Analogies are a powerful cognitive tool that allow us to make inferences and learn new aspects from the comparison of two things by highlighting their similarities. In general, the reasoning behind this process involves the abstraction of details from a particular set of problems and the resolution of structural resemblance between previously distinct problems. In the book entitled “Quantum-Classical Analogies” by Dragoman and Dragoman we are presented with an extensive number of analogies drawn between the two seemingly dissimilar worlds of classical and quantum physics. Many of these links are more than mere curiosities as it is patently shown in the book with the discussion of a number of recent developments in different areas of physics. The book is divided in 10 different chapters ranging from analogies between ballistic electrons and electromagnetic waves to analogies in phase space, passing through acoustics and particle optics.

Writing a book like this one is an arduous and ambitious task and as such it is hardly surprising that the final product is somewhat unbalanced in the depth in which the different subjects are treated or in the way the subjects are introduced. In many cases, for instance, the authors jump without warning from discussing a classical system in the light of the quantum case to the opposite point of view, making it difficult for the reader to follow their arguments. It is important to mention that the book is intended to be a catalogue of phenomena shared between classical and quantum physics, rather than a textbook about them. Taking that into consideration, the reader must be aware that most sections contain mathematical statements about the subject under discussion, together with appropriate references. In some cases the mathematical formulation is of great help, specially if the reader has some experience in that particular area, however if the reader is new to the subject, it might be more difficult to grasp the full significance of the analogy. In such cases, the references given are an invaluable asset. Personally, I believe that the later chapters of the book accomplish much better the original aim of the authors.

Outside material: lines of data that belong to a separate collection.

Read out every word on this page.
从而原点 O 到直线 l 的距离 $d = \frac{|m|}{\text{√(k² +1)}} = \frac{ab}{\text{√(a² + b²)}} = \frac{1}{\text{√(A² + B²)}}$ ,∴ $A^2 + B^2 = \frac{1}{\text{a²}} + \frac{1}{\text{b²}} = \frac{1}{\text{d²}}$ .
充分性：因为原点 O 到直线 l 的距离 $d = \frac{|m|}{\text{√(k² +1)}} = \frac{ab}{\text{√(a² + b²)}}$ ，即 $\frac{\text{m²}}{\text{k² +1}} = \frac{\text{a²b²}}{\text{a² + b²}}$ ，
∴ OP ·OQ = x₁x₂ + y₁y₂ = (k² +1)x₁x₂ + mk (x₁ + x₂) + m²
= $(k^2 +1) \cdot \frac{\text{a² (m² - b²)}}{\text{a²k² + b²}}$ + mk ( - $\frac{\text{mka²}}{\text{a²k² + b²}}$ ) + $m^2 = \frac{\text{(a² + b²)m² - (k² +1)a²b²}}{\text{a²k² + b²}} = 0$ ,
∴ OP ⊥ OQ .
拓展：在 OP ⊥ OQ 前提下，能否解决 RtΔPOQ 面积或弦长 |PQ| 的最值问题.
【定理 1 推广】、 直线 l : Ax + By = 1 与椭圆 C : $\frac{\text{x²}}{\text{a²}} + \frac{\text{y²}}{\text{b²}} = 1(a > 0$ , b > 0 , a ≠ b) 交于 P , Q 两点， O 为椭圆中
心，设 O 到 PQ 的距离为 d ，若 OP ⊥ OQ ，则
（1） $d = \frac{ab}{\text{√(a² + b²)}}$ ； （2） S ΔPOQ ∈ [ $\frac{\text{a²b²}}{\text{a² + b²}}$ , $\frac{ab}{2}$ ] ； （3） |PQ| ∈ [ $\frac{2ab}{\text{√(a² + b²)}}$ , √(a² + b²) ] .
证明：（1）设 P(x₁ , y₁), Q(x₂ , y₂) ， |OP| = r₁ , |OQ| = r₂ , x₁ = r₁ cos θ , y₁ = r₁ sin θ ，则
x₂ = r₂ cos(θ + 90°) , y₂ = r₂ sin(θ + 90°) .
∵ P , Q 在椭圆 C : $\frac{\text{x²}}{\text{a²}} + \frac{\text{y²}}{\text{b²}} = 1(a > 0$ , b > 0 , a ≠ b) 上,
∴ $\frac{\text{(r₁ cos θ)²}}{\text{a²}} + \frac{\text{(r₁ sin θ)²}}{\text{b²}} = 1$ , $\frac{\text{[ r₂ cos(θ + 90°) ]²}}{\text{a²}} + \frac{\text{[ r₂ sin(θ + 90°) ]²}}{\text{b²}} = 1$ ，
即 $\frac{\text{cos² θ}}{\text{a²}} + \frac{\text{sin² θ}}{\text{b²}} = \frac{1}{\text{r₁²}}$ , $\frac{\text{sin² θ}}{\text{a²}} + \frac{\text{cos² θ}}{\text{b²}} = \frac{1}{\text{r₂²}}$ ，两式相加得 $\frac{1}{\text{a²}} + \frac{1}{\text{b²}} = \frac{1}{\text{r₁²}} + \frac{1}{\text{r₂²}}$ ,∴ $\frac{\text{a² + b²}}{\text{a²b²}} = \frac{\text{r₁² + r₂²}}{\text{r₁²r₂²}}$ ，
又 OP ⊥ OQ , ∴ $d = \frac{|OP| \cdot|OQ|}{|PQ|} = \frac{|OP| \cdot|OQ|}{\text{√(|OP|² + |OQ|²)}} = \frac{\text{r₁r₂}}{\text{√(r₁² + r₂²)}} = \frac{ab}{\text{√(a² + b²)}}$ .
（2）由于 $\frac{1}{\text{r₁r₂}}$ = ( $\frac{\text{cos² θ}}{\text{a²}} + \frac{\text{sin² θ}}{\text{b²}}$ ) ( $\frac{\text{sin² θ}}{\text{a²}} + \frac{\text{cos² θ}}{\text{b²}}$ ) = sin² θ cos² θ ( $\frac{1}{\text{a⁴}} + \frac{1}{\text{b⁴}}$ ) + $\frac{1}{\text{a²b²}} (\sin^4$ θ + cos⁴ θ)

Finally, as a warning for the interested reader, I would like to point out that the book does not discuss any philosophical or epistemological arguments about the quantum-classical correspondence principle. Similarly, the authors make it quite clear that they do not treat any classical-classical or quantum-quantum analogies and that they concentrate in analogies that imply formal similarities. This book is therefore a very good choice for those interested in bridging ideas from classical physics into the quantum world or visce versa, bearing in mind that only the shades are delineated here, the full picture will have to be sought elsewhere.